Why Is There A Leap Day? Today’s Google Doodle Sheds Light On Leap Year’s Extra Day
Google's Leap Day logo leads to search results aimed explaining why we get an extra day every four years.
Today is Leap Day, and Google is marking the special occasion — an extra day that comes around every four years — with an animated Leap Day doodle featuring three bunnies in a row.
As explained on Google’s Doodle blog, Leap Day happens every four years (unless the year is divisible by 100) to keep our calendar in sync with the Earth’s rotation around the sun.
[pullquote]Without Leap Day, we’d be out of sync by about six hours per year.[/pullquote]

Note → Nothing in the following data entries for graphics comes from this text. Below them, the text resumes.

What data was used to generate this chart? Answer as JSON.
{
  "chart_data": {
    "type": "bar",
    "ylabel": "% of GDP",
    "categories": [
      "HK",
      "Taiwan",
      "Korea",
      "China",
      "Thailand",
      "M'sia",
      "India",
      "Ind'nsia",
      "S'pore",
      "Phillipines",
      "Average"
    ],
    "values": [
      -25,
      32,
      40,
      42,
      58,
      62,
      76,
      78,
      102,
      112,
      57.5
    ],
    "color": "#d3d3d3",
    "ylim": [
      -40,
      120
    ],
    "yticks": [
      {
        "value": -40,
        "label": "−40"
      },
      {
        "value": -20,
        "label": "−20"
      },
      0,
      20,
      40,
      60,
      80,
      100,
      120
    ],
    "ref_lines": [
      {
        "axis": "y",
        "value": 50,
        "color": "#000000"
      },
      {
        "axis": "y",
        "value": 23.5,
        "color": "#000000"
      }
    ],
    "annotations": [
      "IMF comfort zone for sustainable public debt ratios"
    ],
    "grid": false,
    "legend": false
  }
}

Today’s Leap Day Google doodle is being displayed on Google’s home pages around the world and leads to a search for “why is there a leap day?”
Today’s doodle was designed by doodler Olivia Hyuhn. Google shared some of Hyuhn’s early 2016 Leap Day Doodle sketches, like this one:
Another draft was closer to the final Doodle, with a leaping frog jumping from one lily pad to the next.
In the end, Hyuhn switched out the leaping frog with three bunnies, one marked with today’s date squeezing between the usual last day of February and first day of March.
In addition to being a leap year, Google notes 2016 is also special because it’s 11111100000 in binary.